• Decentralized Autonomous Organizations (DAOs) are increasingly being used to manage and govern real-world assets.
• Challenges such as coordination and regulatory costs are holding DAOs back from achieving their full potential.
• Solutions such as new DAO laws and the collective governance of land by CityDAO are helping to address these issues.
Decentralized Autonomous Organizations (DAOs) have been gaining traction in the crypto-sphere for their ability to manage and govern digital assets and financial protocols. In 2021, however, DAOs made a break into the real-world, spurred on by new DAO laws in Wyoming, Vermont and Tennessee. These laws enabled a wave of crypto-collectives to pursue audacious acquisitions of real-world assets, such as rare art, a golf course, a copy of the U.S. Constitution, a National Basketball Association team and real estate. CityDAO, an experimental project that is looking to bring real world assets on-chain, even managed to collectively govern 40 acres of land in Wyoming.

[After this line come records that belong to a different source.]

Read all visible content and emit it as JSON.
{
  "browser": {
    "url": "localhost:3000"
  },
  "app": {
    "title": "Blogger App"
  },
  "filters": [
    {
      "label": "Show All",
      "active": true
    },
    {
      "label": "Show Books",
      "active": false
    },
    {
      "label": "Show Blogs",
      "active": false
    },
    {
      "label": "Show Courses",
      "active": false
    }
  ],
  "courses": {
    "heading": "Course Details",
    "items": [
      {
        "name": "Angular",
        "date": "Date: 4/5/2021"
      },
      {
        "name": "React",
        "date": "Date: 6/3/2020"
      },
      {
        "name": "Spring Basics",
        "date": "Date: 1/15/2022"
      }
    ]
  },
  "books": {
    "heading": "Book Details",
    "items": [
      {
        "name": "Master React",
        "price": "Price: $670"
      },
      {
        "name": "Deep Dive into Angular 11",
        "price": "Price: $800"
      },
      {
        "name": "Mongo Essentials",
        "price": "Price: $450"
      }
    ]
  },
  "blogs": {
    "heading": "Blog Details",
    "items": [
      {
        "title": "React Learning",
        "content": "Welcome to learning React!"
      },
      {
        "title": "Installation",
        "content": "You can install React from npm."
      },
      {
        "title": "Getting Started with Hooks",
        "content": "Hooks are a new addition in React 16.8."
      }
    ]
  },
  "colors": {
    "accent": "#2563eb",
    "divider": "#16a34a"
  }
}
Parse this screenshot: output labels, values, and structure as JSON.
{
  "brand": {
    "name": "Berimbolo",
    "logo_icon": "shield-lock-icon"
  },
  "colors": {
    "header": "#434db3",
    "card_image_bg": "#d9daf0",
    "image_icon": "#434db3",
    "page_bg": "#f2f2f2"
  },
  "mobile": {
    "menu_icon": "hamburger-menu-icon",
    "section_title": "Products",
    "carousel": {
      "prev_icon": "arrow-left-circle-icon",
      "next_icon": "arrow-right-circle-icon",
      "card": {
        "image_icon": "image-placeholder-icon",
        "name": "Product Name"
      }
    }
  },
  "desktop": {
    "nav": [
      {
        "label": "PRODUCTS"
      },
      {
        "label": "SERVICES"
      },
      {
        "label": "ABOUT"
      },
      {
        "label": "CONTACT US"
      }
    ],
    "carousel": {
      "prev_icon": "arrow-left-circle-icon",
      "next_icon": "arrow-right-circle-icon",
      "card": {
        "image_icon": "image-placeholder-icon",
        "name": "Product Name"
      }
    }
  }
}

Despite this progress, however, DAOs are still held back by various coordination and regulatory costs. The coordination costs arise from the need for DAOs to coordinate with multiple parties in order to achieve their goals. This can be a difficult and time consuming process, particularly when dealing with real-world assets. Regulatory costs, meanwhile, are a result of the need for DAOs to comply with various legal regulations, such as taxation and property law.
In order to address these issues, various solutions have been proposed. One such solution is the passing of new DAO laws in various states that enable DAOs to purchase real-world assets. CityDAO has also pioneered the use of collective governance, allowing members to collectively manage and govern land in Wyoming. These solutions are helping to reduce the coordination and regulatory costs that have been holding DAOs back from achieving their full potential.